What Is TUSAŞ HÜRKUŞ? The Turboprop Trainer That Became Turkey’s Gateway to European Certification

On July 11, 2016, HÜRKUŞ became the first Turkish-made aircraft to receive a type certificate from Turkish aviation authorities — and subsequently the first to earn EASA validation, opening the door to European airworthiness recognition. Developed by TUSAŞ as an advanced turboprop trainer to replace aging Cessna T-41 and older trainers, HÜRKUŞ has logged approximately 3,200 flight hours across more than 1,500 sorties, establishing an operational record that underpins Turkey’s export pitch to international air forces.
Technical Specifications
| Specification | Value |
|---|---|
| Wingspan | 10.86 m |
| Length | 11.35 m |
| Height | 3.66 m |
| Max Takeoff Weight | 3,300 kg (7,275 lbs) |
| Engine | Pratt & Whitney PT6A-68T — 1,600 shp |
| Max Cruise Speed | 288 knots (533 km/h) |
| Service Ceiling | 39,270 ft (11,970 m) |
| Max Range | 589 nm (1,190 km) |
| G-Limits | +7 / -3 G |
Building the Training Pipeline
Modern air forces build pilot competency through a carefully sequenced pipeline. The jump from basic trainers to high-performance jet fighters is one of the most hazardous transitions in aviation — and it is where many training accidents occur. HÜRKUŞ is engineered to bridge that gap methodically: its PT6A-68T turboprop produces 1,600 shaft horsepower, enough to introduce trainees to turbine power management and high-performance handling before they step into a supersonic jet. The +7G structural limit trains the body and reflex systems for the physiological demands they will face in an F-16 or eventually a KAAN.
Safety systems match the airframe’s performance demands: Martin-Baker MK T16N ejection seats, an onboard oxygen generation system, an anti-G suit integration, and a flight simulator compatible with the same avionics architecture keep the training continuum consistent from simulator to aircraft and back.

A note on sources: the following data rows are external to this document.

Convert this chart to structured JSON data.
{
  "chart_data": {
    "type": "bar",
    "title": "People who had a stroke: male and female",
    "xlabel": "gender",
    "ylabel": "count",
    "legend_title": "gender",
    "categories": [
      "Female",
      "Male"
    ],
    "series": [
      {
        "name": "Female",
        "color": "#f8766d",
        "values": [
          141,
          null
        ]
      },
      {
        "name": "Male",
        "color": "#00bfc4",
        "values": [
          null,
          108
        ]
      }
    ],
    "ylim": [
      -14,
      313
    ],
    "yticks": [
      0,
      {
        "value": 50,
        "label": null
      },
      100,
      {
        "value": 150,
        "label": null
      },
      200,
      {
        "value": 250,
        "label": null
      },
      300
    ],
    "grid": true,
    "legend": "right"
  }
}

EASA Certification: Why It Matters for Export
Many of the countries Turkey is targeting for HÜRKUŞ exports require EASA-validated airworthiness certification as a baseline procurement requirement. Achieving that validation early in the programme’s life — rather than as an afterthought — removed a significant barrier to market entry. For nations shopping for a Tucano or PC-9 replacement, HÜRKUŞ can now sit alongside established European competitors with equivalent credentialing, at a price point that reflects Turkey’s cost advantages in manufacturing and programme management.
The Next Batch
A contract modification signed in May 2021 added 15 improved-specification airframes for delivery targeting 2025. The iterative nature of that contract structure reflects confidence on the customer side — not a one-and-done procurement but a rolling relationship between the Turkish Air Force and TUSAŞ that mirrors the kind of lifecycle partnership that defines mature defence-industrial relationships. HÜRKUŞ is not a programme that has peaked; it is a production line with a future.